Les fêtes nationales sont les seuls moments où les tulou retrouvent un semblant d’animation. Lors de ces vacances, des Chinois viennent rendre visite à leurs parents qu’ils n’ont pas vus depuis longtemps, assister à des mariages et dormir dans les pièces que, naguère, ils considéraient comme leur foyer.

Lors du week-end du 1er Mai, j’ai écouté des enfants prodigues évoquer avec nostalgie leur vie dans les tulou. « Il y avait tellement de jeunes avec qui jouer à l’époque. C’était chaud et confortable en hiver. On se sentait en sécurité. » Après ce court séjour, tous sont retournés dans leurs logements modernes.

Les tulou ne disparaîtront pas. Leurs murs ont été conçus pour durer des siècles. C’est d’ailleurs ce mode de construction qui pourrait leur valoir un retour en grâce. Les ingénieurs et les architectes qui ont étudié ces bâtiments en pisé considèrent le tulou comme le prototype de la maison « verte » : économe en énergie, bien intégrée dans l’environnement, bâtie à partir de matériaux locaux et naturels.

Selon l’architecte canadien Jorg Ostrowski, le fameux Chengqi Lou, qui date du début du XVIIIe siècle et possède quatre enceintes circulaires, dépasserait aisément les critères du label LEED, qui évalue de nos jours la qualité des bâtiments écologiques. Dans la province voisine du Guangdong – à la sortie de Canton, une mégalopole de 14 millions d’habitants –, les architectes du cabinet Urbanus ont conçu une version moderne et réussie du tulou, destinée à loger 278 familles à faible revenu. Un de ses principaux créateurs, Meng Yan, est enthousiaste : « Aujourd’hui, on pourrait très facilement adapter ce concept – qui fait la part belle à l’espace collectif – à la construction d’écoles, de bibliothèques, voire de prisons. »

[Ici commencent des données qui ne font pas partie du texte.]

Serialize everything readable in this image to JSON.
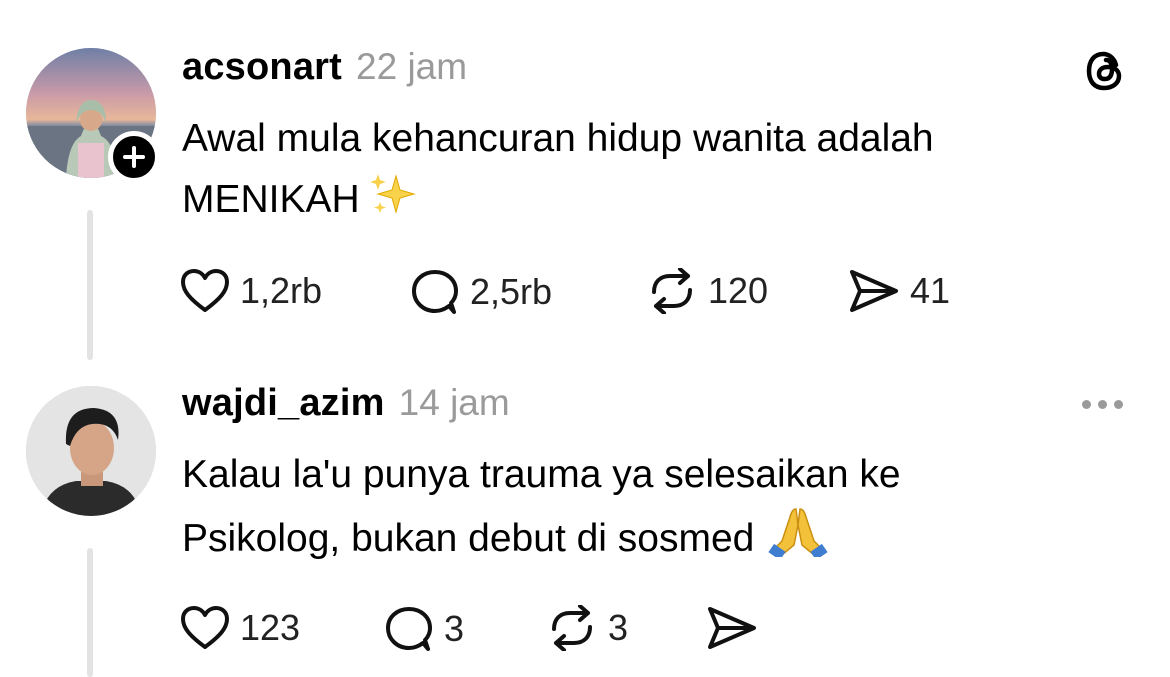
{
  "app": {
    "logo_icon": "threads-logo-icon"
  },
  "posts": [
    {
      "username": "acsonart",
      "time": "22 jam",
      "content_lines": [
        "Awal mula kehancuran hidup wanita adalah",
        "MENIKAH"
      ],
      "emoji": "sparkles-emoji",
      "has_follow_badge": true,
      "actions": {
        "like": "1,2rb",
        "reply": "2,5rb",
        "repost": "120",
        "share": "41"
      }
    },
    {
      "username": "wajdi_azim",
      "time": "14 jam",
      "content_lines": [
        "Kalau la'u punya trauma ya selesaikan ke",
        "Psikolog, bukan debut di sosmed"
      ],
      "emoji": "folded-hands-emoji",
      "actions": {
        "like": "123",
        "reply": "3",
        "repost": "3",
        "share": ""
      }
    }
  ],
  "colors": {
    "muted": "#9a9a9a",
    "thread_line": "#e3e3e3",
    "text": "#000000"
  }
}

On peut même faire du neuf avec un vieux tulou. La ville touristique de Taxia est proche d’un bon nombre des tulou inscrits au patrimoine mondial de l’humanité. Ici, Zhang Min Xue, un entrepreneur, a transformé un tulou abandonné depuis huit ans en hôtel, baptisé Qingde Lou. Les travaux ont pris un an et le plus difficile, m’a avoué le propriétaire, a été d’installer une plomberie moderne. J’y ai dormi. C’était bruyant et surpeuplé. Du linge séchait aux balustrades, des poulets paradaient sur les pavés, des bougies brûlaient devant l’icône d’une déité locale. La nuit, on refermait la lourde porte d’entrée. C’était un tulou.